Bagby criticized Youngkin’s proposed tax cuts for high-income earners and corporations, calling Democrats the “most fiscally responsible party.”
The General Assembly passed a stop-gap spending bill that doesn’t include the $1 billion in tax cuts Youngkin wanted, but budget negotiations are not over and the winner of the special election could have a key vote in the narrowly-divided Virginia Senate on future tax cuts.
“I haven’t seen a lot of compromise,” Imholt said when asked about Democrats and Republicans working together in the legislature.
The 9th Virginia Senate District includes all of Charles City County and parts of Henrico, Hanover and the city of Richmond.
Most of the voters in the district come from Henrico, with nearly 37,000 in the county voting during the last general election in 2019. Democrats have easily won the district since 2011, twice unopposed and twice against Libertarian candidates.
The special election will be the last one in the current 9th District after the state’s political maps underwent a required redistricting process.

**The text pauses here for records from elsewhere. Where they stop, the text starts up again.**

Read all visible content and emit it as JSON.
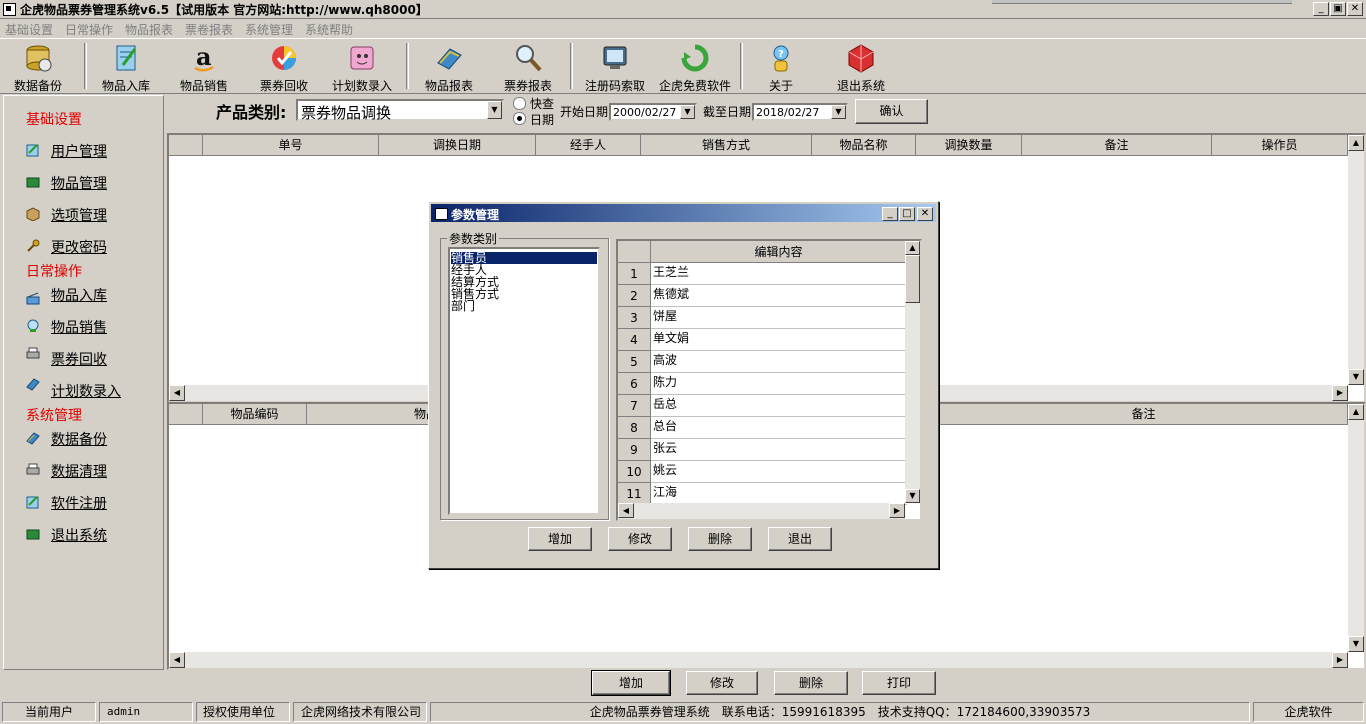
{
  "window": {
    "title": "企虎物品票券管理系统v6.5【试用版本 官方网站:http://www.qh8000】",
    "controls": {
      "minimize": "_",
      "restore": "▣",
      "close": "✕"
    }
  },
  "menu": [
    "基础设置",
    "日常操作",
    "物品报表",
    "票卷报表",
    "系统管理",
    "系统帮助"
  ],
  "toolbar": [
    {
      "label": "数据备份",
      "icon": "database-backup-icon"
    },
    {
      "label": "物品入库",
      "icon": "stock-in-icon"
    },
    {
      "label": "物品销售",
      "icon": "sales-icon"
    },
    {
      "label": "票券回收",
      "icon": "ticket-recycle-icon"
    },
    {
      "label": "计划数录入",
      "icon": "plan-entry-icon"
    },
    {
      "label": "物品报表",
      "icon": "goods-report-icon"
    },
    {
      "label": "票券报表",
      "icon": "ticket-report-icon"
    },
    {
      "label": "注册码索取",
      "icon": "register-code-icon"
    },
    {
      "label": "企虎免费软件",
      "icon": "free-software-icon"
    },
    {
      "label": "关于",
      "icon": "about-icon"
    },
    {
      "label": "退出系统",
      "icon": "exit-icon"
    }
  ],
  "sidebar": {
    "sections": [
      {
        "title": "基础设置",
        "items": [
          "用户管理",
          "物品管理",
          "选项管理",
          "更改密码"
        ]
      },
      {
        "title": "日常操作",
        "items": [
          "物品入库",
          "物品销售",
          "票券回收",
          "计划数录入"
        ]
      },
      {
        "title": "系统管理",
        "items": [
          "数据备份",
          "数据清理",
          "软件注册",
          "退出系统"
        ]
      }
    ]
  },
  "filter": {
    "category_label": "产品类别:",
    "category_value": "票券物品调换",
    "radio_quick": "快查",
    "radio_date": "日期",
    "radio_selected": "日期",
    "start_label": "开始日期",
    "start_value": "2000/02/27",
    "end_label": "截至日期",
    "end_value": "2018/02/27",
    "confirm": "确认"
  },
  "top_grid": {
    "columns": [
      "单号",
      "调换日期",
      "经手人",
      "销售方式",
      "物品名称",
      "调换数量",
      "备注",
      "操作员"
    ]
  },
  "bottom_grid": {
    "columns": [
      "物品编码",
      "物品",
      "备注"
    ]
  },
  "dialog": {
    "title": "参数管理",
    "group_label": "参数类别",
    "categories": [
      "销售员",
      "经手人",
      "结算方式",
      "销售方式",
      "部门"
    ],
    "selected_category": "销售员",
    "grid_header": "编辑内容",
    "rows": [
      {
        "no": "1",
        "value": "王芝兰"
      },
      {
        "no": "2",
        "value": "焦德斌"
      },
      {
        "no": "3",
        "value": "饼屋"
      },
      {
        "no": "4",
        "value": "单文娟"
      },
      {
        "no": "5",
        "value": "高波"
      },
      {
        "no": "6",
        "value": "陈力"
      },
      {
        "no": "7",
        "value": "岳总"
      },
      {
        "no": "8",
        "value": "总台"
      },
      {
        "no": "9",
        "value": "张云"
      },
      {
        "no": "10",
        "value": "姚云"
      },
      {
        "no": "11",
        "value": "江海"
      }
    ],
    "buttons": {
      "add": "增加",
      "edit": "修改",
      "delete": "删除",
      "exit": "退出"
    }
  },
  "bottom_buttons": {
    "add": "增加",
    "edit": "修改",
    "delete": "删除",
    "print": "打印"
  },
  "status": {
    "current_user_label": "当前用户",
    "current_user": "admin",
    "licensee_label": "授权使用单位",
    "licensee": "企虎网络技术有限公司",
    "info": "企虎物品票券管理系统　联系电话：15991618395　技术支持QQ：172184600,33903573",
    "brand": "企虎软件"
  }
}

Del. Bagby is running in the new 14th Virginia Senate district, which is anchored in Richmond, and will have to win a Democratic primary before the November general election.
The Special Election
The special election for the 9th District seat will be on March 28. The deadline to vote or update an existing registration is March 21 — but Virginia has same-day voter registration — and the deadline to apply for a mail-in ballot is March 17.
Early voting for the special election is currently underway.